NCERT Chapter Summary: Accounting Ratios

Ratio Analysis: An important tool of financial statement analysis is ratio analysis. Accounting ratios represent relationship between two accounting numbers.

Objective of Ratio Analysis: The objective of ratio analysis is to provide a deeper analysis of the profitability, liquidity, solvency and activity levels in the business. It is also to identify the problem areas as well as the strong areas of the business.

Advantages of Ratio Analysis: Ratio analysis offers many advantages including enabling financial statement analysis, helping understand efficacy of decisions, simplifying complex figures and establish relationships, being helpful in comparative analysis, identification of problem areas, enables SWOT analysis, and allows various comparisons.

Limitations of Ratio Analysis: There are many limitations of ratio analysis. Few are based because of the basic limitations of the accounting data on which it is based. In the first set are included factors like Historical Analysis, Ignores Price-level Changes, Ignore Qualitative or Non-monetary Aspects, Limitations of Accounting Data, Variations in Accounting Practices, and Forecasting. In the second set are included factor like means and not the end, lack of ability to resolve problems, lack of standardised definitions, lack of universally accepted standard levels, and ratios based on unrelated figures.

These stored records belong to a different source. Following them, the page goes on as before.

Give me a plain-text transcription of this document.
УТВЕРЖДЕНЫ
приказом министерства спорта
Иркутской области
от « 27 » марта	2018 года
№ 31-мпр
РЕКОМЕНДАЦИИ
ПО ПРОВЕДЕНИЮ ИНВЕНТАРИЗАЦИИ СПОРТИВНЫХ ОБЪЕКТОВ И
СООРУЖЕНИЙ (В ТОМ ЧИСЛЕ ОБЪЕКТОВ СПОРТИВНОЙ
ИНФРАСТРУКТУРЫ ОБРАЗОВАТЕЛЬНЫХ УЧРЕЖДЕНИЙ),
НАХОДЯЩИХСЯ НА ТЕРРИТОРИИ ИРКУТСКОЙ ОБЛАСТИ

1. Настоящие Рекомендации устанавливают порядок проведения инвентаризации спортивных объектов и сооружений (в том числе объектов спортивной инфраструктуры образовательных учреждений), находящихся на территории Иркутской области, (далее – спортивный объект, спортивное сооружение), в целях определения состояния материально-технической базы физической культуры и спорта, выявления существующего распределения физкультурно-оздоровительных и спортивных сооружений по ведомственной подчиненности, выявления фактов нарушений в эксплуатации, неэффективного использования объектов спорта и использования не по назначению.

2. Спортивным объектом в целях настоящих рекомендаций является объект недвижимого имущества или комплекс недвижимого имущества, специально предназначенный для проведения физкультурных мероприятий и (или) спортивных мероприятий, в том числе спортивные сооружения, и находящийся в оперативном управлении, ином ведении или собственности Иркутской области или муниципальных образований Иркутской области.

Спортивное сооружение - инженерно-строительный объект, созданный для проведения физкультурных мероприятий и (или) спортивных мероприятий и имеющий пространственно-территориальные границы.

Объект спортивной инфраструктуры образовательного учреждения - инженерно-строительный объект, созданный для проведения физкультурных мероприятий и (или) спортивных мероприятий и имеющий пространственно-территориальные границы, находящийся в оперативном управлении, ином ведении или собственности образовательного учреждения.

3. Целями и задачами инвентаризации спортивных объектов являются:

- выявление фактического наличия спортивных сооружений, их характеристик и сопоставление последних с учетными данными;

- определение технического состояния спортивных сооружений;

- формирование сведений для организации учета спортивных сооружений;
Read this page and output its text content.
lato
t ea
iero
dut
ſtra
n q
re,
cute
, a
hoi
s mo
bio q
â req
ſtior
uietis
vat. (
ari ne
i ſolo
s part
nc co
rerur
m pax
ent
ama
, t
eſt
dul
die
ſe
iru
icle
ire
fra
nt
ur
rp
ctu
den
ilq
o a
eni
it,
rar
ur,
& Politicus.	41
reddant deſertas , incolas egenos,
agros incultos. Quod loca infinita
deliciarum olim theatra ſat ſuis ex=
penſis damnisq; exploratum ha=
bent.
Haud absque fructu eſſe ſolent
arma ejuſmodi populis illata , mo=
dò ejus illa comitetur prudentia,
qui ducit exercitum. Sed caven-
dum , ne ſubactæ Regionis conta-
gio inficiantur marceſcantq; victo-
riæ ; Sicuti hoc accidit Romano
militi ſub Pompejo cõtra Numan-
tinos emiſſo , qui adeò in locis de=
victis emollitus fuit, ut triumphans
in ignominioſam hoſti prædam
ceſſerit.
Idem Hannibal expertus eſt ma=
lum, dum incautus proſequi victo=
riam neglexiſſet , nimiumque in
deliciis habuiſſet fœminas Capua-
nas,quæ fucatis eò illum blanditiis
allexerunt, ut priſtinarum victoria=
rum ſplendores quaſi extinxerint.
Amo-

Types of Ratios: There are many types of ratios - liquidity, solvency, activity and profitability ratios. The liquidity ratios include current ratio and acid test ratio. Solvency ratios are calculated to determine the ability of the business to service its debt in the long run instead of in the short run. They include debt equity ratio, total assets to debt ratio, proprietary ratio and interest coverage ratio.

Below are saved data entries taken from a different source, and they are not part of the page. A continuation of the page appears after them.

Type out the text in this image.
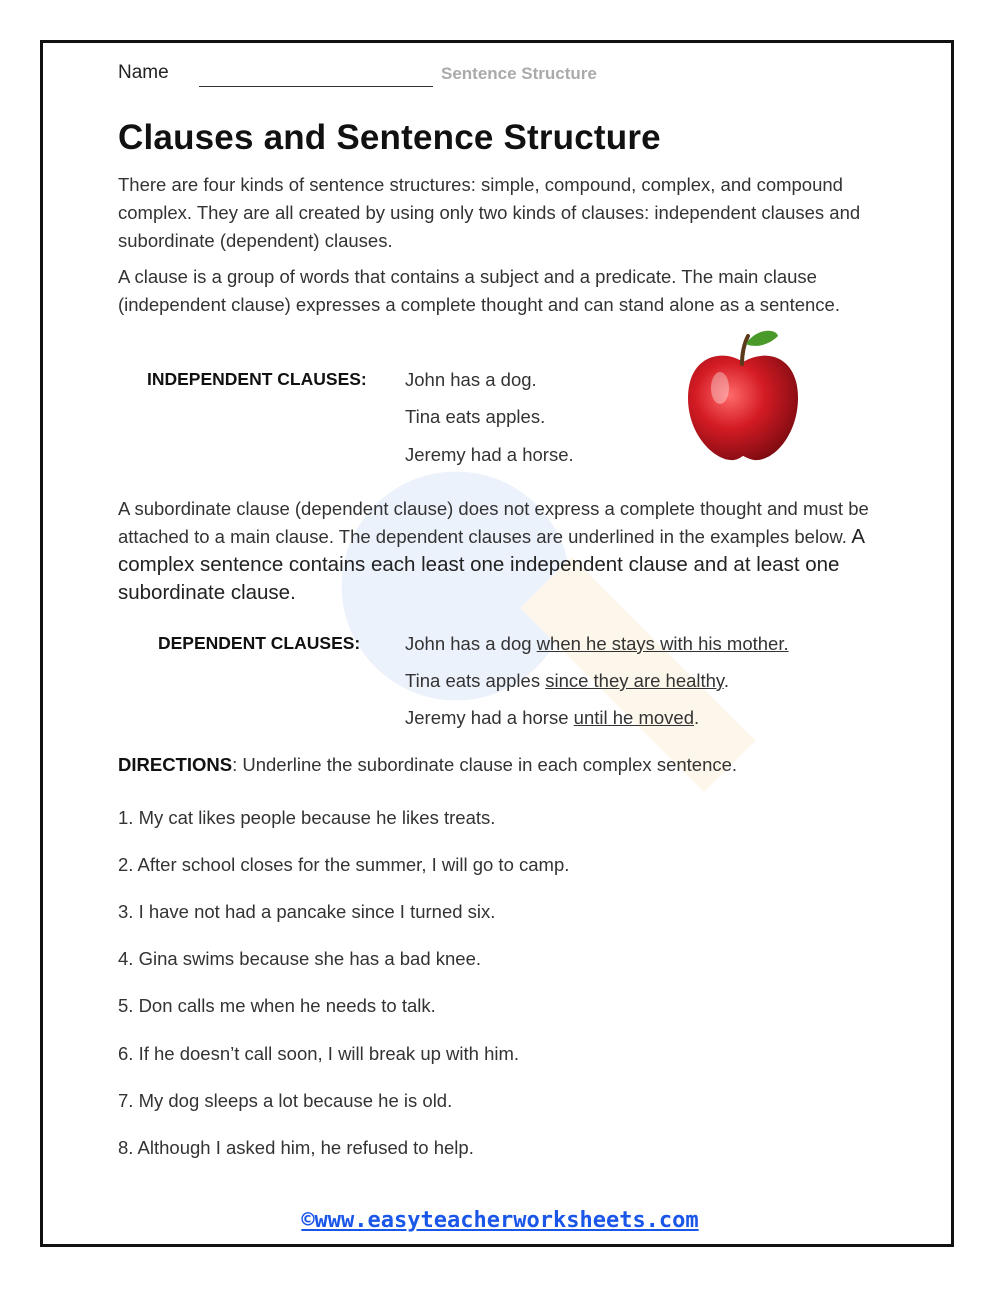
Name	Sentence Structure
Clauses and Sentence Structure
There are four kinds of sentence structures: simple, compound, complex, and compound complex. They are all created by using only two kinds of clauses: independent clauses and subordinate (dependent) clauses.
A clause is a group of words that contains a subject and a predicate. The main clause (independent clause) expresses a complete thought and can stand alone as a sentence.
INDEPENDENT CLAUSES: John has a dog.
Tina eats apples.
Jeremy had a horse.
A subordinate clause (dependent clause) does not express a complete thought and must be attached to a main clause. The dependent clauses are underlined in the examples below. A complex sentence contains each least one independent clause and at least one subordinate clause.
DEPENDENT CLAUSES: John has a dog when he stays with his mother.
Tina eats apples since they are healthy.
Jeremy had a horse until he moved.
DIRECTIONS: Underline the subordinate clause in each complex sentence.
1. My cat likes people because he likes treats.
2. After school closes for the summer, I will go to camp.
3. I have not had a pancake since I turned six.
4. Gina swims because she has a bad knee.
5. Don calls me when he needs to talk.
6. If he doesn’t call soon, I will break up with him.
7. My dog sleeps a lot because he is old.
8. Although I asked him, he refused to help.
©www.easyteacherworksheets.com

The turnover ratios basically exhibit the activity levels characterised by the capacity of the business to make more sales or turnover and include Inventory Turnover, Trade Receivables Turnover, Trade Payables Turnover, Working Capital Turnover, Fixed Assets Turnover and Current assets Turnover.

Profitability ratios are calculated to analyse the earning capacity of the business which is the outcome of utilisation of resources employed in the business. The ratios include Gross Profit ratio, Operating ratio, Net Profit Ratio, Return on investment (Capital employed), Earnings per Share, Book Value per Share, Dividend per Share and Price/Earning ratio.